Take a copy of this with you when assessing assisted living facilities and their
costs:
Jim Miller in The Savvy Senior makes the point that “nationwide, over 20 percent
of seniors 65 and older live strictly on their social security retirement
benefits.” Some parents may require financial assistance from family and/or
outside agencies. If there is a shortfall, talk with your parents and family
members to decide what each is willing to contribute. But if you cannot assist
financially, know that there are programs and resources available to help.
Most seniors wish to live in their own homes as long as possible. Before you
sell the ol’ homestead, explore in-home health care options that would allow
them to do so. Emotionally and financially this makes sense.
Most seniors are mortgage-free and have much of their worth tied up in their
home. While they reside in the home Medicaid may still be available to them if
they income-qualify for coverage. However, once the home is sold, the proceeds
then revert to assets and are calculated for qualification. Seniors who wish to
leave “something” to their children may decide to deed the home to the children
while they live independently. The government sees this as a way to skirt the
rules and frowns on the practice. In order to qualify as a legitimate sale and
transfer, the property must change hands at least 36 months in advance of
application for Medicaid benefits.
Your parents may remain in the home under a couple of scenarios
- Deed the home to their children and reserve for themselves a life estate status
allowing them to live there until they are no longer able or no longer wish to.

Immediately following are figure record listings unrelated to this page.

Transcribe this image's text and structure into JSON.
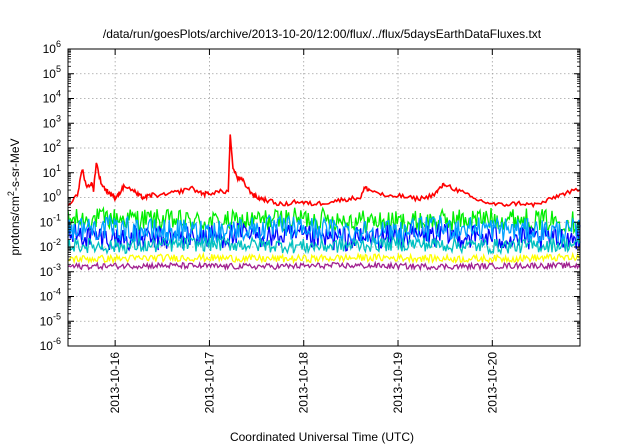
{
  "chart_data": {
    "type": "line",
    "title": "/data/run/goesPlots/archive/2013-10-20/12:00/flux/../flux/5daysEarthDataFluxes.txt",
    "xlabel": "Coordinated Universal Time (UTC)",
    "ylabel": {
      "base": "protons/cm",
      "sup": "2",
      "rest": "-s-sr-MeV"
    },
    "xlim": [
      0.0,
      5.43
    ],
    "ylim": [
      1e-06,
      1000000.0
    ],
    "yscale": "log",
    "grid": true,
    "x_ticks": [
      {
        "x": 0.5,
        "label": "2013-10-16"
      },
      {
        "x": 1.5,
        "label": "2013-10-17"
      },
      {
        "x": 2.5,
        "label": "2013-10-18"
      },
      {
        "x": 3.5,
        "label": "2013-10-19"
      },
      {
        "x": 4.5,
        "label": "2013-10-20"
      }
    ],
    "y_ticks": [
      {
        "value": 1000000.0,
        "base": "10",
        "exp": "6"
      },
      {
        "value": 100000.0,
        "base": "10",
        "exp": "5"
      },
      {
        "value": 10000.0,
        "base": "10",
        "exp": "4"
      },
      {
        "value": 1000.0,
        "base": "10",
        "exp": "3"
      },
      {
        "value": 100.0,
        "base": "10",
        "exp": "2"
      },
      {
        "value": 10.0,
        "base": "10",
        "exp": "1"
      },
      {
        "value": 1.0,
        "base": "10",
        "exp": "0"
      },
      {
        "value": 0.1,
        "base": "10",
        "exp": "-1"
      },
      {
        "value": 0.01,
        "base": "10",
        "exp": "-2"
      },
      {
        "value": 0.001,
        "base": "10",
        "exp": "-3"
      },
      {
        "value": 0.0001,
        "base": "10",
        "exp": "-4"
      },
      {
        "value": 1e-05,
        "base": "10",
        "exp": "-5"
      },
      {
        "value": 1e-06,
        "base": "10",
        "exp": "-6"
      }
    ],
    "series": [
      {
        "color": "#ff0000",
        "x": [
          0.0,
          0.1,
          0.15,
          0.2,
          0.25,
          0.27,
          0.3,
          0.35,
          0.4,
          0.45,
          0.47,
          0.5,
          0.55,
          0.6,
          0.7,
          0.75,
          0.8,
          0.85,
          0.9,
          1.0,
          1.1,
          1.2,
          1.3,
          1.4,
          1.45,
          1.5,
          1.6,
          1.7,
          1.72,
          1.75,
          1.8,
          1.85,
          1.9,
          1.95,
          2.0,
          2.05,
          2.1,
          2.2,
          2.3,
          2.4,
          2.5,
          2.6,
          2.7,
          2.8,
          2.9,
          3.0,
          3.1,
          3.15,
          3.2,
          3.3,
          3.4,
          3.5,
          3.6,
          3.7,
          3.8,
          3.9,
          3.95,
          4.0,
          4.1,
          4.2,
          4.3,
          4.4,
          4.5,
          4.6,
          4.7,
          4.8,
          4.9,
          5.0,
          5.1,
          5.2,
          5.3,
          5.43
        ],
        "y": [
          0.5,
          1.2,
          15,
          2.5,
          4,
          2.0,
          25,
          4,
          2,
          1.5,
          1.2,
          1.0,
          1.6,
          3,
          1.8,
          1.2,
          1.0,
          1.1,
          1.3,
          1.2,
          1.5,
          1.8,
          2.5,
          1.6,
          1.4,
          1.5,
          1.7,
          1.8,
          350,
          15,
          6,
          5,
          2.5,
          1.5,
          1.0,
          0.9,
          0.8,
          0.6,
          0.5,
          0.7,
          0.6,
          0.55,
          0.6,
          0.7,
          0.8,
          0.9,
          1.0,
          2.5,
          2.0,
          1.5,
          1.0,
          1.2,
          1.0,
          0.9,
          1.0,
          1.5,
          2.5,
          3.5,
          2.2,
          1.5,
          0.9,
          0.7,
          0.55,
          0.5,
          0.55,
          0.6,
          0.5,
          0.55,
          0.8,
          1.2,
          1.6,
          2.0
        ]
      },
      {
        "color": "#00ee00",
        "level": 0.12,
        "amplitude": 0.45
      },
      {
        "color": "#00a0ff",
        "level": 0.05,
        "amplitude": 0.5
      },
      {
        "color": "#0000ff",
        "level": 0.025,
        "amplitude": 0.5
      },
      {
        "color": "#00c0c0",
        "level": 0.012,
        "amplitude": 0.3
      },
      {
        "color": "#ffff00",
        "level": 0.0035,
        "amplitude": 0.15
      },
      {
        "color": "#a0208f",
        "level": 0.0017,
        "amplitude": 0.12
      }
    ]
  }
}
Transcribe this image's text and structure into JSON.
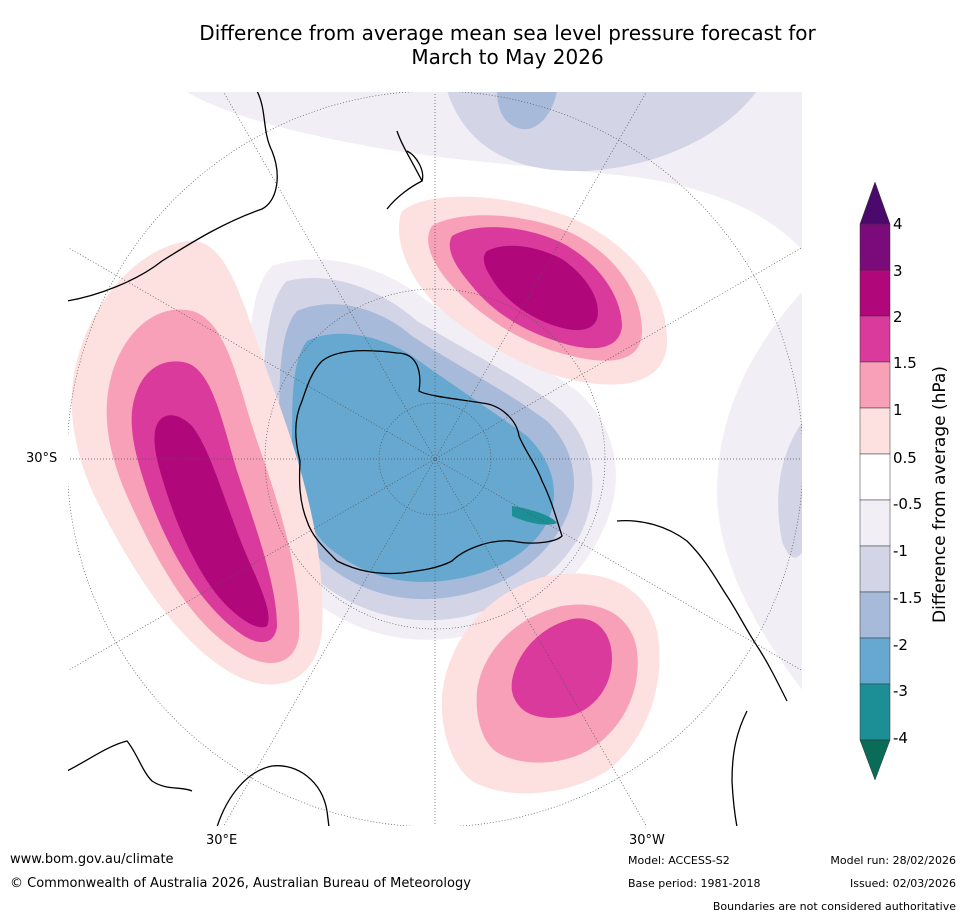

- Consider a reverse mortgage. If your parents are cash poor but have paid all or
most of their mortgage, a reverse mortgage is a way to borrow against the equity
in their home. When considering this option you need to do your homework. Ask
lots of questions and thoroughly understand the documents signed. You may want
to visit
www.aarp.org/revmort for the free booklet “Home Made Money: A Consumer’s
Guide to Reverse Mortgages.”
Whether in crisis or non-crisis mode, it may simply be time to sell the family
homestead. Here are a few things to consider:
- Selling a home requires lots of work. Preparing the home to capture the best
market price requires time, energy and money. If family and friends are not
available to help, hire professionals.
- Selling an older home often requires hiring and coordinating the efforts of
specialists who will handle the sale, the updating, the code compliance, and
similar matters. Get references and hire people you can trust.
- Housing markets are currently suffering from a sub-prime mortgage crisis. There
are fewer buyers than houses for sale. You will need to make a decision on how
quickly you need to sell your parent’s home and then price it accordingly. The
faster you need to sell, the more reasonable the price will need to be. If the
sale of a residence is a pivotal part of the plan, you will need to position the
property as best you can, price it appropriately and temper everyone’s
expectations for sale. It may take several months, not days or weeks, for the
property to sell.
- Be aware of the tax implications when making any major financial decision. Check
with your attorney, accountant or visit
www.irs.gov .
We would offer one final piece of advice. We have watched many families devour
each other in battles over their parent’s finances. Try to always
remember whose money it is. Be kind.